Secondly, as the player takes more dick pics, and time elapses, the game secretly sends your dick pics to a server which posts it to a public tumblr.
(This server acts as a "middleman" proxy to anonymize your image uploads, and keeps no logs of its own.) After about 15-25 minutes, the player will be bombarded with messages about a government spy database "COBRACLUBB". Tumblr posts contain a dick pic, a partial chat transcript, and a hashtag of a username to show them all their logged posts." (Robert Yang, 2015)
If mum was not enough, Big Brother is watching you.
Such design choice reflects an ongoing tension between the privacy and respect promised by Critique My Dick Pic and the holistic surveillance project highlighted by Oliver Lacan's Can They See My Dick website.
which shows how the NSA and other government agencies are after you and your dick pics, as Edward Snowden publicly told comedian John Oliver in 2015.
Last but not least, Cobra Club is a commentary on culture (and technology) as a whole.
In fact, before starting to play, the player is greeted with this screen:
This is an EULA (End User License Agreement) or, rather, a simulation of one.
Like all kinds of software, games require the user to basically sign a contract, which the user does, in the vast majority of cases without reading the fine print, or without reading anything for that matter.
By signing this contract, the player basically abdicates his rights and privacy.
This decision has repercussions within the gameplay itself, which may led the player to reflect upon the implications of constant surveillance.
As Yang writes,
“At the end of the game, the player is banned on vague and arbitrary grounds because the player legally consented to it by agreeing to the EULA at the beginning of the game. To play again, the player must clear all their account data and create a new account... and so the cycle continues.”
But there’s more.
Until a few months ago, Tumblr was one of the biggest archives of pornographic images on the web.
But in December of 2018, Tumblr officially banned and removed all adult content from the platform.
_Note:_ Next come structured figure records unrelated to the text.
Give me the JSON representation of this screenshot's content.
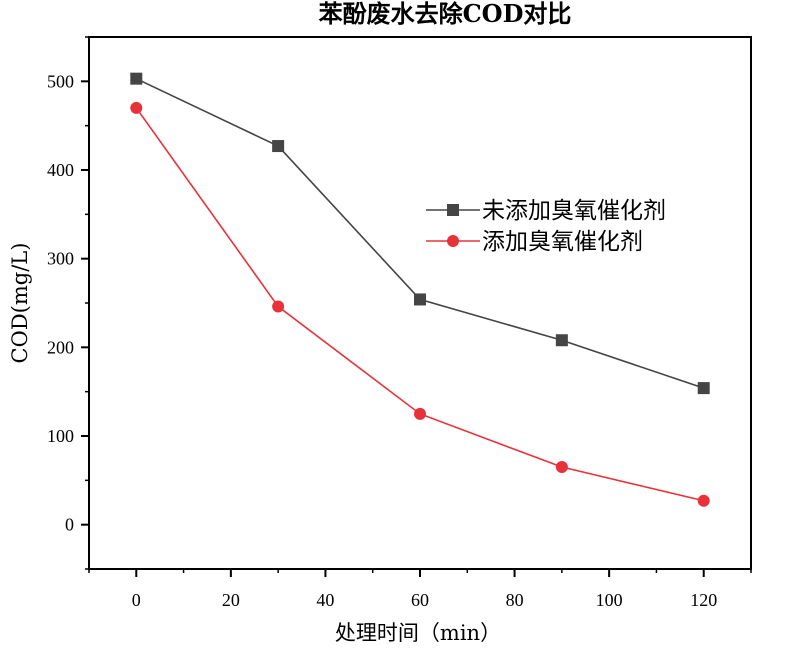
{
  "chart_data": {
    "type": "line",
    "title": "苯酚废水去除COD对比",
    "xlabel": "处理时间（min）",
    "ylabel": "COD(mg/L)",
    "xlim": [
      -10,
      130
    ],
    "ylim": [
      -50,
      550
    ],
    "xticks": [
      0,
      20,
      40,
      60,
      80,
      100,
      120
    ],
    "yticks": [
      0,
      100,
      200,
      300,
      400,
      500
    ],
    "grid": false,
    "legend_position": "right",
    "series": [
      {
        "name": "未添加臭氧催化剂",
        "color": "#454545",
        "marker": "square",
        "x": [
          0,
          30,
          60,
          90,
          120
        ],
        "y": [
          503,
          427,
          254,
          208,
          154
        ]
      },
      {
        "name": "添加臭氧催化剂",
        "color": "#e8323a",
        "marker": "circle",
        "x": [
          0,
          30,
          60,
          90,
          120
        ],
        "y": [
          470,
          246,
          125,
          65,
          27
        ]
      }
    ]
  }
}
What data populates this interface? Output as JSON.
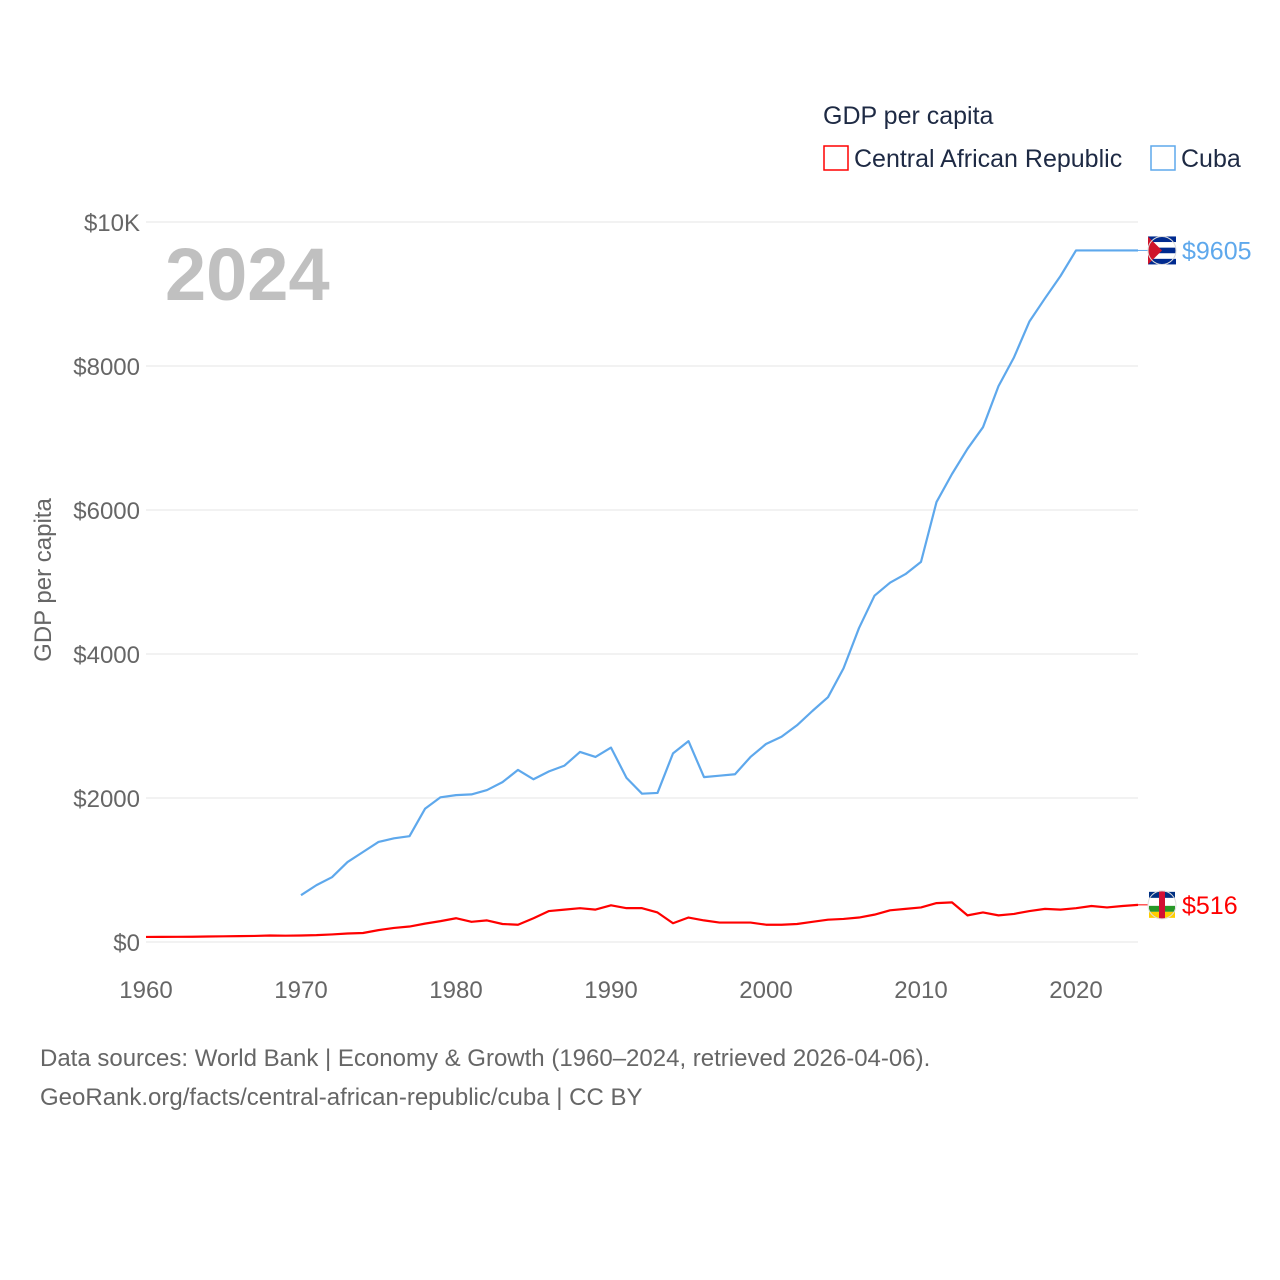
{
  "chart_data": {
    "type": "line",
    "year_label": "2024",
    "ylabel": "GDP per capita",
    "legend_title": "GDP per capita",
    "legend_position": "top-right",
    "xlim": [
      1960,
      2024
    ],
    "ylim": [
      0,
      10000
    ],
    "x_ticks": [
      1960,
      1970,
      1980,
      1990,
      2000,
      2010,
      2020
    ],
    "y_ticks": [
      {
        "v": 0,
        "label": "$0"
      },
      {
        "v": 2000,
        "label": "$2000"
      },
      {
        "v": 4000,
        "label": "$4000"
      },
      {
        "v": 6000,
        "label": "$6000"
      },
      {
        "v": 8000,
        "label": "$8000"
      },
      {
        "v": 10000,
        "label": "$10K"
      }
    ],
    "grid": true,
    "series": [
      {
        "name": "Central African Republic",
        "color": "#ff0000",
        "end_label": "$516",
        "start_year": 1960,
        "values": [
          70,
          71,
          72,
          73,
          76,
          79,
          82,
          84,
          90,
          88,
          90,
          95,
          105,
          118,
          125,
          165,
          195,
          215,
          255,
          290,
          330,
          280,
          300,
          250,
          240,
          330,
          430,
          450,
          470,
          450,
          510,
          470,
          470,
          410,
          260,
          340,
          300,
          270,
          270,
          270,
          240,
          240,
          250,
          280,
          310,
          320,
          340,
          380,
          440,
          460,
          480,
          540,
          550,
          370,
          410,
          370,
          390,
          430,
          460,
          450,
          470,
          500,
          480,
          500,
          516
        ]
      },
      {
        "name": "Cuba",
        "color": "#5ea8ec",
        "end_label": "$9605",
        "start_year": 1970,
        "values": [
          650,
          790,
          900,
          1110,
          1250,
          1390,
          1440,
          1470,
          1850,
          2010,
          2040,
          2050,
          2110,
          2220,
          2390,
          2260,
          2370,
          2450,
          2640,
          2570,
          2700,
          2280,
          2060,
          2070,
          2620,
          2790,
          2290,
          2310,
          2330,
          2570,
          2750,
          2850,
          3010,
          3210,
          3400,
          3800,
          4360,
          4810,
          4990,
          5110,
          5280,
          6110,
          6500,
          6850,
          7150,
          7720,
          8120,
          8620,
          8940,
          9250,
          9605,
          9605,
          9605,
          9605,
          9605
        ]
      }
    ]
  },
  "footer": {
    "line1": "Data sources: World Bank | Economy & Growth (1960–2024, retrieved 2026-04-06).",
    "line2": "GeoRank.org/facts/central-african-republic/cuba | CC BY"
  }
}
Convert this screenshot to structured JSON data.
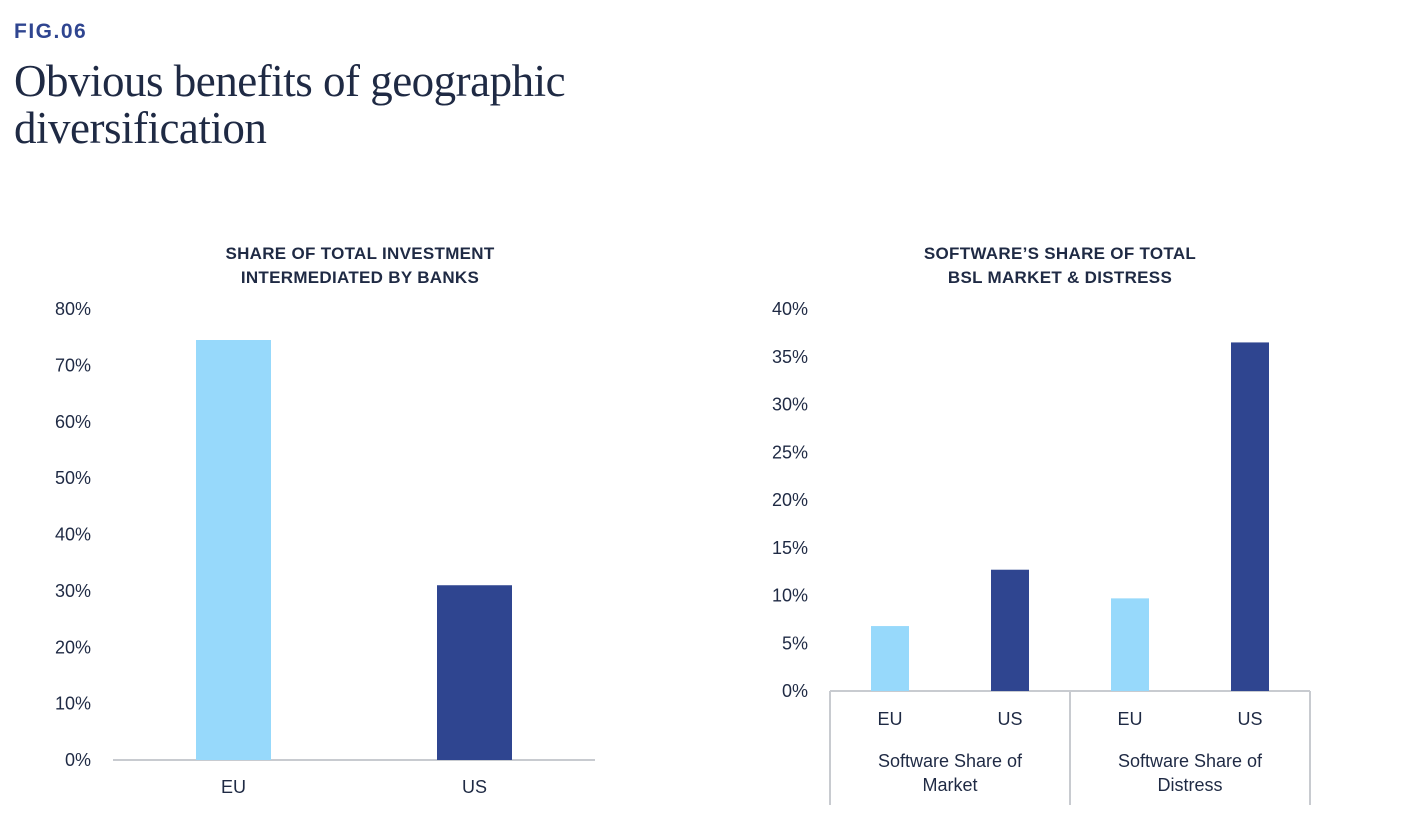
{
  "figure": {
    "label": "FIG.06",
    "title": "Obvious benefits of geographic diversification"
  },
  "colors": {
    "eu": "#97d9fb",
    "us": "#2f4590",
    "axis": "#c8cbd0",
    "text": "#1f2a44"
  },
  "chart_data": [
    {
      "type": "bar",
      "title_lines": [
        "SHARE OF TOTAL INVESTMENT",
        "INTERMEDIATED BY BANKS"
      ],
      "categories": [
        "EU",
        "US"
      ],
      "values": [
        74.5,
        31
      ],
      "ylim": [
        0,
        80
      ],
      "yticks": [
        "0%",
        "10%",
        "20%",
        "30%",
        "40%",
        "50%",
        "60%",
        "70%",
        "80%"
      ],
      "grid": false,
      "bar_colors": [
        "#97d9fb",
        "#2f4590"
      ]
    },
    {
      "type": "bar",
      "title_lines": [
        "SOFTWARE’S SHARE OF TOTAL",
        "BSL MARKET & DISTRESS"
      ],
      "groups": [
        {
          "label_lines": [
            "Software Share of",
            "Market"
          ],
          "categories": [
            "EU",
            "US"
          ],
          "values": [
            6.8,
            12.7
          ]
        },
        {
          "label_lines": [
            "Software Share of",
            "Distress"
          ],
          "categories": [
            "EU",
            "US"
          ],
          "values": [
            9.7,
            36.5
          ]
        }
      ],
      "ylim": [
        0,
        40
      ],
      "yticks": [
        "0%",
        "5%",
        "10%",
        "15%",
        "20%",
        "25%",
        "30%",
        "35%",
        "40%"
      ],
      "grid": false,
      "bar_colors": [
        "#97d9fb",
        "#2f4590"
      ]
    }
  ]
}
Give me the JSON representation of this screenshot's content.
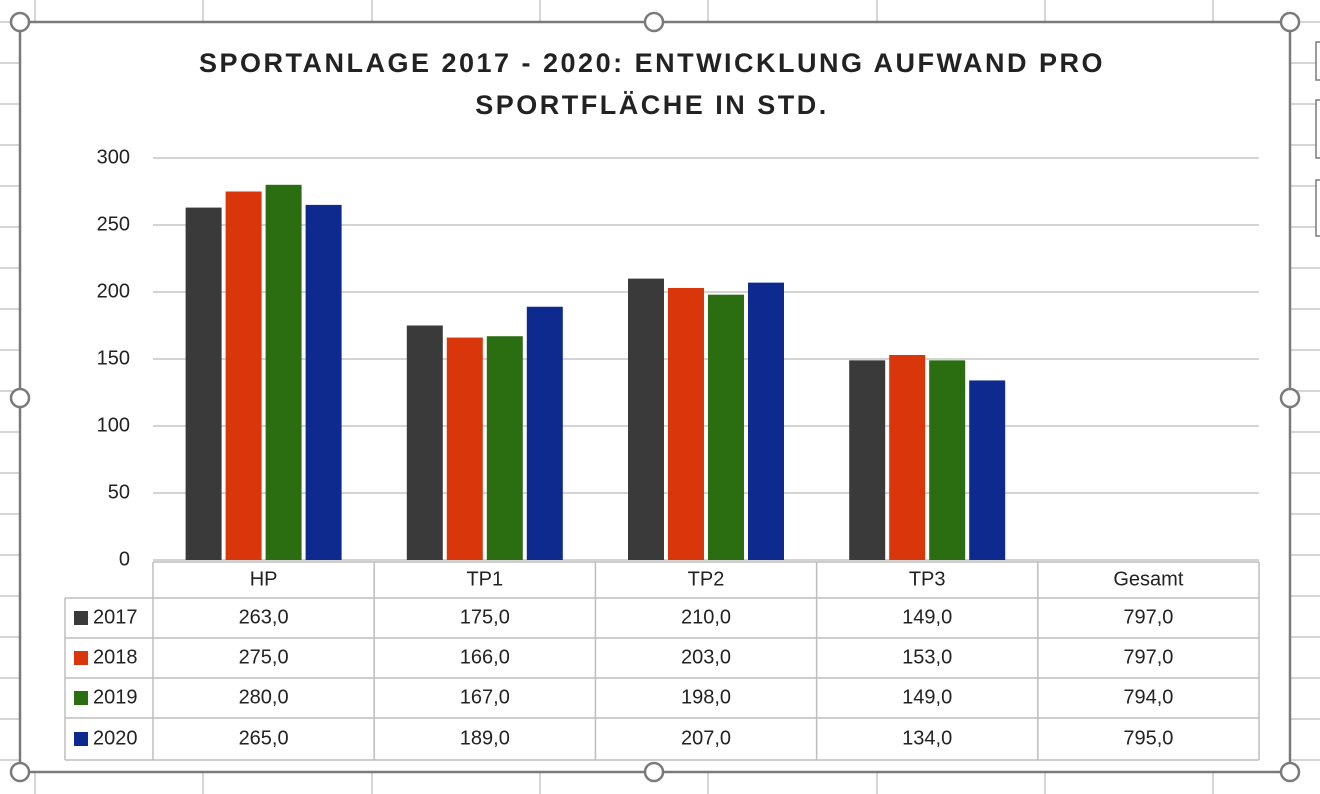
{
  "chart_data": {
    "type": "bar",
    "title": "SPORTANLAGE 2017 - 2020: ENTWICKLUNG AUFWAND PRO SPORTFLÄCHE IN STD.",
    "categories": [
      "HP",
      "TP1",
      "TP2",
      "TP3",
      "Gesamt"
    ],
    "series": [
      {
        "name": "2017",
        "color": "#3a3a3a",
        "values": [
          263,
          175,
          210,
          149,
          797
        ],
        "value_labels": [
          "263,0",
          "175,0",
          "210,0",
          "149,0",
          "797,0"
        ]
      },
      {
        "name": "2018",
        "color": "#d9360b",
        "values": [
          275,
          166,
          203,
          153,
          797
        ],
        "value_labels": [
          "275,0",
          "166,0",
          "203,0",
          "153,0",
          "797,0"
        ]
      },
      {
        "name": "2019",
        "color": "#2b6e12",
        "values": [
          280,
          167,
          198,
          149,
          794
        ],
        "value_labels": [
          "280,0",
          "167,0",
          "198,0",
          "149,0",
          "794,0"
        ]
      },
      {
        "name": "2020",
        "color": "#0f2a8f",
        "values": [
          265,
          189,
          207,
          134,
          795
        ],
        "value_labels": [
          "265,0",
          "189,0",
          "207,0",
          "134,0",
          "795,0"
        ]
      }
    ],
    "ylim": [
      0,
      300
    ],
    "yticks": [
      0,
      50,
      100,
      150,
      200,
      250,
      300
    ],
    "grid": true
  }
}
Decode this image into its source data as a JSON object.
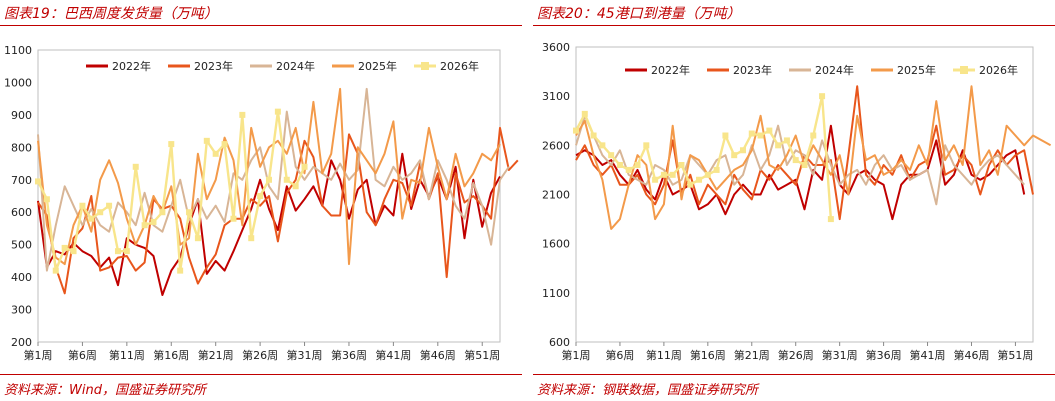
{
  "charts": [
    {
      "title": "图表19：巴西周度发货量（万吨）",
      "source": "资料来源：Wind，国盛证券研究所",
      "chart_data": {
        "type": "line",
        "ylim": [
          200,
          1100
        ],
        "yticks": [
          200,
          300,
          400,
          500,
          600,
          700,
          800,
          900,
          1000,
          1100
        ],
        "xticks": [
          "第1周",
          "第6周",
          "第11周",
          "第16周",
          "第21周",
          "第26周",
          "第31周",
          "第36周",
          "第41周",
          "第46周",
          "第51周"
        ],
        "legend_position": "top",
        "series": [
          {
            "name": "2022年",
            "color": "#c00000",
            "values": [
              635,
              430,
              480,
              470,
              505,
              480,
              465,
              430,
              460,
              375,
              520,
              500,
              490,
              465,
              345,
              420,
              460,
              560,
              640,
              410,
              450,
              420,
              480,
              545,
              610,
              700,
              610,
              545,
              680,
              605,
              640,
              680,
              620,
              760,
              700,
              580,
              670,
              700,
              560,
              620,
              590,
              780,
              610,
              700,
              650,
              710,
              640,
              740,
              520,
              700,
              555,
              660,
              710
            ]
          },
          {
            "name": "2023年",
            "color": "#e8561c",
            "values": [
              630,
              590,
              430,
              350,
              520,
              550,
              650,
              420,
              430,
              460,
              465,
              420,
              445,
              640,
              610,
              620,
              580,
              460,
              380,
              430,
              470,
              560,
              580,
              580,
              640,
              620,
              650,
              510,
              660,
              700,
              820,
              770,
              620,
              590,
              590,
              840,
              780,
              600,
              560,
              640,
              700,
              690,
              620,
              750,
              640,
              720,
              400,
              720,
              630,
              650,
              620,
              580,
              860,
              730,
              760
            ]
          },
          {
            "name": "2024年",
            "color": "#d8b596",
            "values": [
              840,
              420,
              560,
              680,
              620,
              560,
              610,
              560,
              540,
              630,
              600,
              560,
              660,
              560,
              540,
              620,
              700,
              580,
              640,
              580,
              620,
              570,
              720,
              700,
              760,
              800,
              680,
              640,
              910,
              740,
              700,
              740,
              720,
              700,
              750,
              700,
              730,
              980,
              700,
              680,
              740,
              700,
              720,
              760,
              640,
              760,
              700,
              620,
              580,
              690,
              620,
              500,
              700,
              740
            ]
          },
          {
            "name": "2025年",
            "color": "#f39a4a",
            "values": [
              820,
              560,
              460,
              440,
              560,
              620,
              540,
              700,
              760,
              690,
              580,
              500,
              560,
              650,
              600,
              680,
              500,
              520,
              780,
              640,
              700,
              830,
              760,
              560,
              860,
              740,
              800,
              820,
              780,
              860,
              720,
              940,
              720,
              780,
              980,
              440,
              800,
              760,
              720,
              780,
              880,
              580,
              700,
              690,
              860,
              740,
              640,
              780,
              680,
              720,
              780,
              760,
              810
            ]
          },
          {
            "name": "2026年",
            "color": "#f8e58b",
            "markers": true,
            "values": [
              695,
              640,
              420,
              490,
              480,
              620,
              580,
              600,
              620,
              480,
              480,
              740,
              560,
              570,
              600,
              810,
              420,
              600,
              520,
              820,
              780,
              810,
              580,
              900,
              520,
              650,
              700,
              910,
              700,
              680,
              740
            ]
          }
        ]
      }
    },
    {
      "title": "图表20：45港口到港量（万吨）",
      "source": "资料来源：钢联数据，国盛证券研究所",
      "chart_data": {
        "type": "line",
        "ylim": [
          600,
          3600
        ],
        "yticks": [
          600,
          1100,
          1600,
          2100,
          2600,
          3100,
          3600
        ],
        "xticks": [
          "第1周",
          "第6周",
          "第11周",
          "第16周",
          "第21周",
          "第26周",
          "第31周",
          "第36周",
          "第41周",
          "第46周",
          "第51周"
        ],
        "legend_position": "top",
        "series": [
          {
            "name": "2022年",
            "color": "#c00000",
            "values": [
              2500,
              2550,
              2500,
              2400,
              2450,
              2300,
              2200,
              2350,
              2150,
              2050,
              2300,
              2100,
              2150,
              2200,
              1950,
              2000,
              2100,
              1900,
              2100,
              2200,
              2100,
              2100,
              2300,
              2150,
              2200,
              2250,
              1950,
              2350,
              2250,
              2800,
              2200,
              2100,
              2300,
              2350,
              2250,
              2200,
              1850,
              2200,
              2300,
              2300,
              2350,
              2650,
              2200,
              2300,
              2550,
              2300,
              2250,
              2300,
              2400,
              2500,
              2550,
              2100
            ]
          },
          {
            "name": "2023年",
            "color": "#e8561c",
            "values": [
              2450,
              2600,
              2400,
              2300,
              2400,
              2200,
              2200,
              2300,
              2100,
              2000,
              2200,
              2650,
              2100,
              2300,
              2000,
              2200,
              2100,
              2000,
              2300,
              2150,
              2050,
              2350,
              2250,
              2400,
              2300,
              2200,
              2500,
              2400,
              2400,
              2450,
              1850,
              2500,
              3200,
              2300,
              2200,
              2400,
              2300,
              2500,
              2250,
              2400,
              2450,
              2800,
              2300,
              2350,
              2500,
              2400,
              2100,
              2400,
              2550,
              2400,
              2500,
              2550,
              2100
            ]
          },
          {
            "name": "2023年_unused",
            "hidden": true,
            "values": []
          },
          {
            "name": "2024年",
            "color": "#d8b596",
            "values": [
              2600,
              2900,
              2700,
              2500,
              2400,
              2550,
              2300,
              2250,
              2200,
              2400,
              2350,
              2200,
              2250,
              2500,
              2400,
              2300,
              2450,
              2500,
              2200,
              2300,
              2600,
              2350,
              2500,
              2800,
              2400,
              2550,
              2500,
              2300,
              2650,
              2400,
              2200,
              2300,
              2350,
              2200,
              2400,
              2500,
              2350,
              2400,
              2250,
              2300,
              2350,
              2000,
              2600,
              2400,
              2300,
              2200,
              2350,
              2450,
              2500,
              2400,
              2300,
              2200
            ]
          },
          {
            "name": "2025年",
            "color": "#f39a4a",
            "values": [
              2700,
              2850,
              2500,
              2250,
              1750,
              1850,
              2200,
              2500,
              2400,
              1850,
              2000,
              2800,
              2050,
              2500,
              2450,
              2300,
              2150,
              2250,
              2350,
              2400,
              2550,
              2900,
              2400,
              2350,
              2500,
              2700,
              2400,
              2600,
              2450,
              2300,
              2500,
              2100,
              2900,
              2450,
              2500,
              2300,
              2350,
              2450,
              2350,
              2600,
              2400,
              3050,
              2450,
              2600,
              2400,
              3200,
              2400,
              2550,
              2300,
              2800,
              2700,
              2600,
              2700,
              2650,
              2600
            ]
          },
          {
            "name": "2026年",
            "color": "#f8e58b",
            "markers": true,
            "values": [
              2750,
              2920,
              2700,
              2600,
              2500,
              2400,
              2350,
              2400,
              2600,
              2250,
              2300,
              2300,
              2400,
              2200,
              2250,
              2300,
              2350,
              2700,
              2500,
              2550,
              2720,
              2700,
              2750,
              2600,
              2650,
              2450,
              2400,
              2700,
              3100,
              1850
            ]
          }
        ]
      }
    }
  ]
}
This decision was a paradigm shift for the internet, which affected Cobra Club as well.
Three days after the draconian ban was enforced, Yang patched the game and moved his huge dick pic archive on Twitter. Such migration is probably temporary as the policies of private companies masquerading as social spaces can change on a whim. Besides, Twitter is not exactly known for its tolerant views on gender and sex.
In short, as Yang wrote in 2015, Cobra Club is more than a game: it is an “interface for politics”.
The implication is that in order to grasp our culture, we need to pay attention to games, because as Marshall McLuhan wrote in Understanding Media, “the games of a people reveal a great deal about them.”
And so, the final question is: What do games about dick pics say about us?